Sadly, we as nation may not be able to positively affect the climate.
Reason? U.S. gave and supported China for economic reasons.
(translation: corporate greed) China is building many coal fired electric
plants, and rapidly increasing for demand reasons.

All this is depressing etc., I admit. But emmotional perception doesn't
change a thing, it still exists. Ignoring for emmotional welfare
proliferates the problem in many ways.

Hurricance Katrina hurt alot of people. These people chose, knowingly or
unknowingly. to live in an area that is sinking or just below sea level as
that's where their parents or whatever lived. If you've received the
knowledge, and continue to live in the area, and expect others to help
you, not smart. I can't believe that the majority who choose to stay
there don't know this. MS area is similar, almost a flood plain as the
land rises very slowly from the sea. Rita was different, but, there are
many exceptions similar to those noted above.
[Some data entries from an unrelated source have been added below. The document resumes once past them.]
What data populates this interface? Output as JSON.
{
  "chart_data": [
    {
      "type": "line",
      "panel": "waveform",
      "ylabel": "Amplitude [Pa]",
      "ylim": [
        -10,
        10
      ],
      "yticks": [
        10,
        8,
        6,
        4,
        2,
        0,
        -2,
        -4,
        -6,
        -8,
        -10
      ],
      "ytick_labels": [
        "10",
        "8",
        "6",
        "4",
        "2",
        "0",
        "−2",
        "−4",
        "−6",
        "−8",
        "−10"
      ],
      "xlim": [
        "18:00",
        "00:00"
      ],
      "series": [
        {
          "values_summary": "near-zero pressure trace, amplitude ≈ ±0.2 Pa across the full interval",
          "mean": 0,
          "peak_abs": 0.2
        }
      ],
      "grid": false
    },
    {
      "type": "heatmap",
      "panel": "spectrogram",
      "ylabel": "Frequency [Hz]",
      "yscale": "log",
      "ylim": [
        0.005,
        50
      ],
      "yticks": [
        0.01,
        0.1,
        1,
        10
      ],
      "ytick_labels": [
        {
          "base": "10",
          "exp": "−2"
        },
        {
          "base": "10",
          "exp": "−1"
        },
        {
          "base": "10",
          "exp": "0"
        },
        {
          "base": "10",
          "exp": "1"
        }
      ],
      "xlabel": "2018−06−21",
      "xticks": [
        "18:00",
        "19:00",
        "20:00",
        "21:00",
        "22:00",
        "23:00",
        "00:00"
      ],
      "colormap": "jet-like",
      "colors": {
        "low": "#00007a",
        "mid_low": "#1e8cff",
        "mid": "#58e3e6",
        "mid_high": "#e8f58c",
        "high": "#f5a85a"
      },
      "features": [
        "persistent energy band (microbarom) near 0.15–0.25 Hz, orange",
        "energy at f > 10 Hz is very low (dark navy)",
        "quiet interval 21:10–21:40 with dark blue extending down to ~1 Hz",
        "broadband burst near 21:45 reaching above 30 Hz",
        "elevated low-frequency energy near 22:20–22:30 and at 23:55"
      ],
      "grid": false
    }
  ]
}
Then, there's the "non-existent" global warming. The ice at the poles and
Greenland northern areas may melt, causing the sea level to increase by 30
ft or more, not taking into consideration thermal expansion of the oceans
increasing the sea level even more. If you've taken a drive around the
East Coast and Gulf Coast and paid attention to the homes and businesses,
you would see the potential for major loss of these and human life.

You're right, we shouldn't pray or wish for weather calamities to increase
our fresh water supply as others may get hurt or killed. We should
continue to live as usual, and kill our future.